Meninos que cresceram ouvindo frases como “homem não chora”, “engole o choro”, “seja forte”. Frases aparentemente simples, mas que vão ensinando, pouco a pouco, uma forma muito particular de lidar com o próprio mundo emocional.
Alguns também aprenderam algo ainda mais duro: que chorar não adiantava. Que demonstrar fragilidade não traria acolhimento. Em certos contextos, sentir parecia até perigoso.
Quando essas experiências se repetem ao longo da infância, muitos acabam construindo uma espécie de proteção emocional. Uma armadura silenciosa que ajuda a atravessar situações difíceis. Uma lataria.
Talvez por isso a metáfora do Homem de Lata seja tão poderosa. Na história original, ele não nasceu de lata. Antes era um lenhador humano que se apaixonou por uma jovem. Aos poucos, por causa de uma maldição lançada sobre seu machado, foi perdendo partes do corpo. Cada vez que algo era perdido, um funileiro o reconstruía em metal.
Primeiro uma perna. Depois a outra. Depois os braços.
Até que, em determinado momento, quase todo o corpo havia sido substituído por lata.
Quando o peito foi reconstruído, o coração não voltou para o lugar.
E foi aí que ele passou a acreditar que já não podia amar.
Alguns homens não deixaram de sentir. Apenas aprenderam muito cedo a esconder o que sentem.
Com o tempo, essa proteção pode permanecer. E o menino que aprendeu a se defender assim se torna um homem que sente, mas nem sempre aprendeu a deixar isso aparecer.

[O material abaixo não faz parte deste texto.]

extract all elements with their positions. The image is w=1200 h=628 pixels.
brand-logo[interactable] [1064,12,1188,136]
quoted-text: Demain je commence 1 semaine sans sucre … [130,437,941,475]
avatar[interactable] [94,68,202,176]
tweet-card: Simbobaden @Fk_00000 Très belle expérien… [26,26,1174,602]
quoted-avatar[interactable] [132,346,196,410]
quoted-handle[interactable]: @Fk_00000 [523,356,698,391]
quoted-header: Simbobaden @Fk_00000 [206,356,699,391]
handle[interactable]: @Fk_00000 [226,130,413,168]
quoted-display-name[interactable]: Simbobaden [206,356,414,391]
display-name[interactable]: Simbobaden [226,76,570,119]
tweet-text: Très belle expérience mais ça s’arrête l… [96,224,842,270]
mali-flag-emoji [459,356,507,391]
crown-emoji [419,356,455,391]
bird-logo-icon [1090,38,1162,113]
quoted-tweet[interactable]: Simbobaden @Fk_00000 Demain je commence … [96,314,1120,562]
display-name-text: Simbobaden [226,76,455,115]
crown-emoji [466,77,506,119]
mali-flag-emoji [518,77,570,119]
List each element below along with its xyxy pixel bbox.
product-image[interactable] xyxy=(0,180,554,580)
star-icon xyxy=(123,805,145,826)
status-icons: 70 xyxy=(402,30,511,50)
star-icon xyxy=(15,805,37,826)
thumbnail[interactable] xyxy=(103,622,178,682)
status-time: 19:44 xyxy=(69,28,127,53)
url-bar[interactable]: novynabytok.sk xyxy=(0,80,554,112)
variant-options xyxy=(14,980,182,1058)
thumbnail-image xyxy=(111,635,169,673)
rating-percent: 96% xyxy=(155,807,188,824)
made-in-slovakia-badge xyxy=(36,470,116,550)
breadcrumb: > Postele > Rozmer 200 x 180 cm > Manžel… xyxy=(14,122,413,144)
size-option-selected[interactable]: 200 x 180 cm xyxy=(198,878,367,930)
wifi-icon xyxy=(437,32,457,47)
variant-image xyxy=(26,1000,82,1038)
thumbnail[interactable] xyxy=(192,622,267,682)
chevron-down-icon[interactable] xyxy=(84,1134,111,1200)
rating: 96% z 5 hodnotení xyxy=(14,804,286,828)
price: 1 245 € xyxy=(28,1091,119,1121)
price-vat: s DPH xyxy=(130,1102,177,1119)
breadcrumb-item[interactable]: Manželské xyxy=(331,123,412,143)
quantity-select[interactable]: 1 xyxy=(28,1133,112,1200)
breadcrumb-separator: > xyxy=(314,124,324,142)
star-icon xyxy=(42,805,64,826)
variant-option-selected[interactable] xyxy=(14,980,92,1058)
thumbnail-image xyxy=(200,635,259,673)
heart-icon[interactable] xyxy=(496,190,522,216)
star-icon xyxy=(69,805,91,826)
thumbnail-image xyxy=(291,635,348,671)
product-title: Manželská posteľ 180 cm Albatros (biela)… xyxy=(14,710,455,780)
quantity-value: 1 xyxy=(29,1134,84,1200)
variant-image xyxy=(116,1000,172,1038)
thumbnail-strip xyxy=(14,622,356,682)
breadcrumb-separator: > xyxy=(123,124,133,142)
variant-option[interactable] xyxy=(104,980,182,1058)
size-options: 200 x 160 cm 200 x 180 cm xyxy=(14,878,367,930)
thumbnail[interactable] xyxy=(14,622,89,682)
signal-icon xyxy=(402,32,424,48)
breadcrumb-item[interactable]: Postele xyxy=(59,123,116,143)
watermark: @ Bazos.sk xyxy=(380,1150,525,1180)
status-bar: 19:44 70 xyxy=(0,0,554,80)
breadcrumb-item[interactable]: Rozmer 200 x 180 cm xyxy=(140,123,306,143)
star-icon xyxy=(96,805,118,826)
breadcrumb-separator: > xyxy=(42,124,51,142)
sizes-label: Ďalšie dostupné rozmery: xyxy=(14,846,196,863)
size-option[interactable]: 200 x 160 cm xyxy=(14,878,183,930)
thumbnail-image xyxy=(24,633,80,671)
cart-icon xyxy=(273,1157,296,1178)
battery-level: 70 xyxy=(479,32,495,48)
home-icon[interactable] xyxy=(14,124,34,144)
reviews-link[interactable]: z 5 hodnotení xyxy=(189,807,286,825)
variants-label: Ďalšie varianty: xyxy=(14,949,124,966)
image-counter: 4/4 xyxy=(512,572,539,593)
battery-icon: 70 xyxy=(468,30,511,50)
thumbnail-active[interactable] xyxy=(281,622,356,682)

É curioso como, em muitos relacionamentos, essa diferença de linguagem acaba criando mal-entendidos profundos. Há quem interprete esse silêncio como indiferença. Há quem entenda como falta de sensibilidade. Mas, em muitos casos, não se trata de ausência de emoção. Trata-se apenas de uma forma de proteção aprendida muito cedo.
Assim como o Homem de Lata, alguns homens passam grande parte da vida acreditando que lhes falta algo essencial, como se a sensibilidade fosse um território inacessível, reservado a outras pessoas.
Mas, quando observamos com atenção, o afeto aparece. Muitas vezes surge de outras maneiras: na responsabilidade assumida, no cuidado prático, na presença constante, no esforço de sustentar quem ama. No jeito às vezes desajeitado de demonstrar carinho. Para quem olha de fora, porém, às vezes parece faltar algo. Falta conversa emocional. Falta nome para o que acontece dentro.
O coração, muitas vezes, nunca deixou de existir. Apenas ficou protegido por camadas de lataria.
Talvez parte da maturidade emocional, tanto para homens quanto para mulheres, seja aprender a reconhecer essas diferentes formas de sentir. Nem todo afeto se expressa em palavras. Nem toda sensibilidade aparece de maneira evidente. Algumas pessoas foram ensinadas a falar sobre emoções. Outras aprenderam a carregá-las em silêncio.
Isso não significa que novos caminhos não possam ser construídos. A vida emocional também pode se ampliar ao longo do tempo. Às vezes lentamente, às vezes com alguma dificuldade, mas quase sempre com uma certa beleza no processo.
Curiosamente, quando o Homem de Lata finalmente encontra o Mágico, descobre algo inesperado. O coração que ele tanto buscava não precisava ser criado. De certa forma, ele já havia demonstrado esse coração ao longo de toda a jornada.
Talvez a história nunca tenha sido sobre alguém que realmente não tinha um coração.
Talvez tenha sido sobre alguém que passou muito tempo acreditando que não tinha.
Porque, às vezes, o coração nunca deixou de existir. Apenas ficou protegido por camadas de lata.
Fernanda Abelin



Incrível como ler sua página traz conhecimentos, ou uma forma mais simples de compreender uma situação comum à todos. Maravilhoso seu olhar e suas palavras.